Le 24 juin 2022, la Haute Cour, profondément remaniée par Donald Trump, a annulé son arrêt Roe v. Wade qui garantissait depuis 1973 le droit des Américaines à avorter, et a rendu à chaque Etat sa liberté de légiférer en la matière.
Le jour même, de premiers Etats interdisaient les interruptions de grossesse sur leur sol, forçant des cliniques à fermer en urgence ou à déménager sur des terres plus accueillantes.
Pays fracturé
Depuis, le pays est fracturé entre la vingtaine d'Etats ayant décrété des interdits ou de fortes restrictions, principalement situés dans le Sud et le centre, et ceux des côtes qui ont adopté de nouvelles garanties.
L'impact global reste, d'un point de vue chiffré, limité: l'organisation professionnelle Society of family planning a recensé en moyenne 79'031 avortements par mois dans l'ensemble du pays de juillet 2022 à mars 2023, comparé à 81'730 en avril/mai 2022, soit une baisse de 3,3%.
"De nombreuses personnes continuent d'obtenir les avortements dont elles ont besoin, mais elles doivent faire face à davantage d'obstacles", résume pour l'AFP Ushma Upadhyay, professeure en santé publique et gynécologie à l'université de Californie à San Francisco, et co-auteure de cette étude.
"Roulette russe"
La fermeture des cliniques dans une douzaine d'Etats a poussé des dizaines de milliers de femmes à voyager.

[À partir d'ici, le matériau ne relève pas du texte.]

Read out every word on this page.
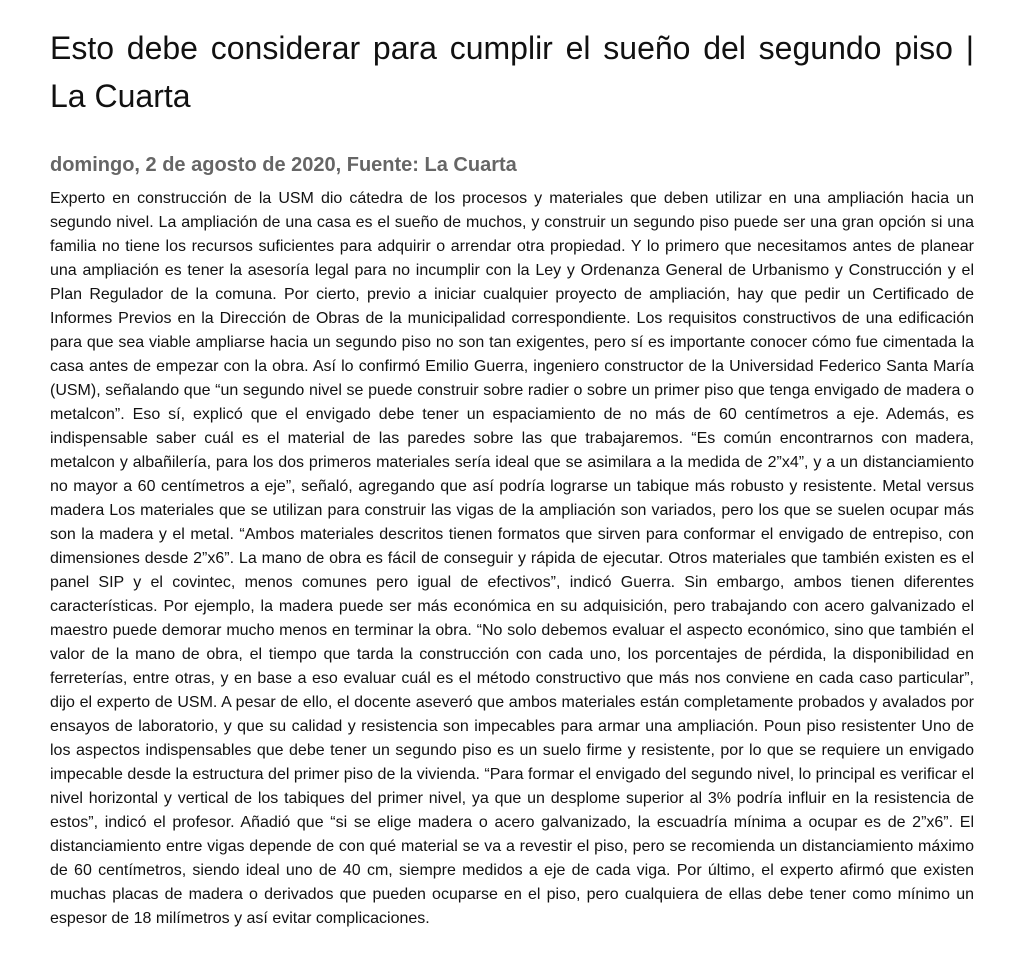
Esto debe considerar para cumplir el sueño del segundo piso | La Cuarta

domingo, 2 de agosto de 2020, Fuente: La Cuarta

Experto en construcción de la USM dio cátedra de los procesos y materiales que deben utilizar en una ampliación hacia un segundo nivel. La ampliación de una casa es el sueño de muchos, y construir un segundo piso puede ser una gran opción si una familia no tiene los recursos suficientes para adquirir o arrendar otra propiedad. Y lo primero que necesitamos antes de planear una ampliación es tener la asesoría legal para no incumplir con la Ley y Ordenanza General de Urbanismo y Construcción y el Plan Regulador de la comuna. Por cierto, previo a iniciar cualquier proyecto de ampliación, hay que pedir un Certificado de Informes Previos en la Dirección de Obras de la municipalidad correspondiente. Los requisitos constructivos de una edificación para que sea viable ampliarse hacia un segundo piso no son tan exigentes, pero sí es importante conocer cómo fue cimentada la casa antes de empezar con la obra. Así lo confirmó Emilio Guerra, ingeniero constructor de la Universidad Federico Santa María (USM), señalando que “un segundo nivel se puede construir sobre radier o sobre un primer piso que tenga envigado de madera o metalcon”. Eso sí, explicó que el envigado debe tener un espaciamiento de no más de 60 centímetros a eje. Además, es indispensable saber cuál es el material de las paredes sobre las que trabajaremos. “Es común encontrarnos con madera, metalcon y albañilería, para los dos primeros materiales sería ideal que se asimilara a la medida de 2”x4”, y a un distanciamiento no mayor a 60 centímetros a eje”, señaló, agregando que así podría lograrse un tabique más robusto y resistente. Metal versus madera Los materiales que se utilizan para construir las vigas de la ampliación son variados, pero los que se suelen ocupar más son la madera y el metal. “Ambos materiales descritos tienen formatos que sirven para conformar el envigado de entrepiso, con dimensiones desde 2”x6”. La mano de obra es fácil de conseguir y rápida de ejecutar. Otros materiales que también existen es el panel SIP y el covintec, menos comunes pero igual de efectivos”, indicó Guerra. Sin embargo, ambos tienen diferentes características. Por ejemplo, la madera puede ser más económica en su adquisición, pero trabajando con acero galvanizado el maestro puede demorar mucho menos en terminar la obra. “No solo debemos evaluar el aspecto económico, sino que también el valor de la mano de obra, el tiempo que tarda la construcción con cada uno, los porcentajes de pérdida, la disponibilidad en ferreterías, entre otras, y en base a eso evaluar cuál es el método constructivo que más nos conviene en cada caso particular”, dijo el experto de USM. A pesar de ello, el docente aseveró que ambos materiales están completamente probados y avalados por ensayos de laboratorio, y que su calidad y resistencia son impecables para armar una ampliación. Poun piso resistenter Uno de los aspectos indispensables que debe tener un segundo piso es un suelo firme y resistente, por lo que se requiere un envigado impecable desde la estructura del primer piso de la vivienda. “Para formar el envigado del segundo nivel, lo principal es verificar el nivel horizontal y vertical de los tabiques del primer nivel, ya que un desplome superior al 3% podría influir en la resistencia de estos”, indicó el profesor. Añadió que “si se elige madera o acero galvanizado, la escuadría mínima a ocupar es de 2”x6”. El distanciamiento entre vigas depende de con qué material se va a revestir el piso, pero se recomienda un distanciamiento máximo de 60 centímetros, siendo ideal uno de 40 cm, siempre medidos a eje de cada viga. Por último, el experto afirmó que existen muchas placas de madera o derivados que pueden ocuparse en el piso, pero cualquiera de ellas debe tener como mínimo un espesor de 18 milímetros y así evitar complicaciones.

Au-delà du coût économique, obtenir un jour de congé ou expliquer son absence à ses proches n'est pas toujours simple. S'organiser repousse également l'intervention, plus tard dans la grossesse, et peut avoir un impact psychologique. Sans compter le risque sanitaire.
Dans une plainte, une habitante du Texas, Anna Zargarian, a raconté avoir perdu les eaux bien trop tôt pour que son foetus survive, mais avoir dû se rendre dans le Colorado pour l'expulser. Le vol fut "effrayant": "c'était comme jouer à la roulette russe: je pouvais faire une hémorragie, une infection ou entamer le travail à tout moment."
Au premier trimestre, les Américaines peuvent aussi avoir recours à la pilule abortive. Mais elle est illégale dans plusieurs Etats et celles qui s'en procurent sur internet ou via des réseaux d'aide "font face au risque d'être poursuivies en justice", note Ushma Upadhyay.
Quant à celles qui sont contraintes de mener leur grossesse à terme, il s'agit surtout "des plus pauvres parmi les plus pauvres" et, compte tenu des profondes inégalités raciales dans le pays, souvent des femmes noires ou hispaniques, ajoute l'experte.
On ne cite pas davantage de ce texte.